Он дернул небритой щекой.

— Дергай, дергай! — закричал я. — Вместо того, чтобы спасать семью и... — я не смог произнести слова “ее”, — вместо того, чтобы спасать семью, ты шарашишься тут, мусульманин!

Зачем я прибавил это последнее слово, я не смогу сказать, может быть, хотел поболее оскорбить его. Да мне и нужды не было разбираться в тонкостях. Мне уже стало нужно только так, чтобы его и “ее” не было в ауле.

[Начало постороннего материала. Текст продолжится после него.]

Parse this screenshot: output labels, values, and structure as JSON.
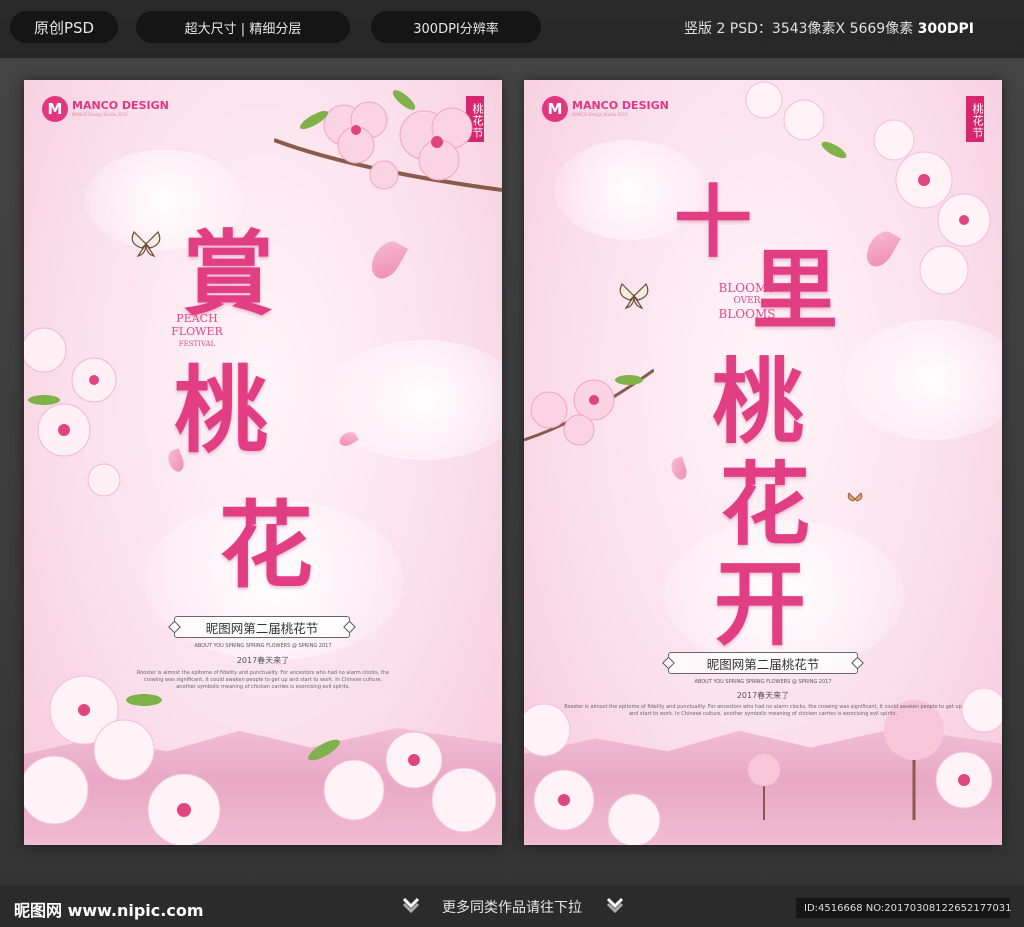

Между уходом Иззет-аги и появлением Левы Пустотина, примчавшегося первым и даже с плохо скрываемой радостью от слова “тревога”, между ними были несколько минут, в которые я ничего не мог решить. Я даже не смог обдумать наше положение — гибельно ли оно. По сказанному Иззет-агой, оно несомненно и абсолютно было гибельным. Однако эта гибельность во мне не откладывалась. Вероятно, она была столь большой, что меня на нее не хватало — ведь надо помнить меня не умным человеком, а человеком, которому ум и все такое прочее приписывается другими людьми. Я этой гибельности даже не испугался. Я только надулся, обиделся на несправедливость аула. Четники в эти минуты меня не интересовали. Я надулся и обиделся на аул, которому, как я полагал, не было ни малейшего повода на меня озлобиться. Что-то вроде нянюшкиной присказки: “Людей выручишь — себя выучишь!” — говариваемой ею в сердцах, витало во мне. Иззет-ага ушел и сразу в моем представлении оказался с “нею”. И мне за “нее” и за всю семью Иззет-аги стало спокойно. И я замкнулся на себе. В эти минуты я даже не ощущал приступа лихорадки.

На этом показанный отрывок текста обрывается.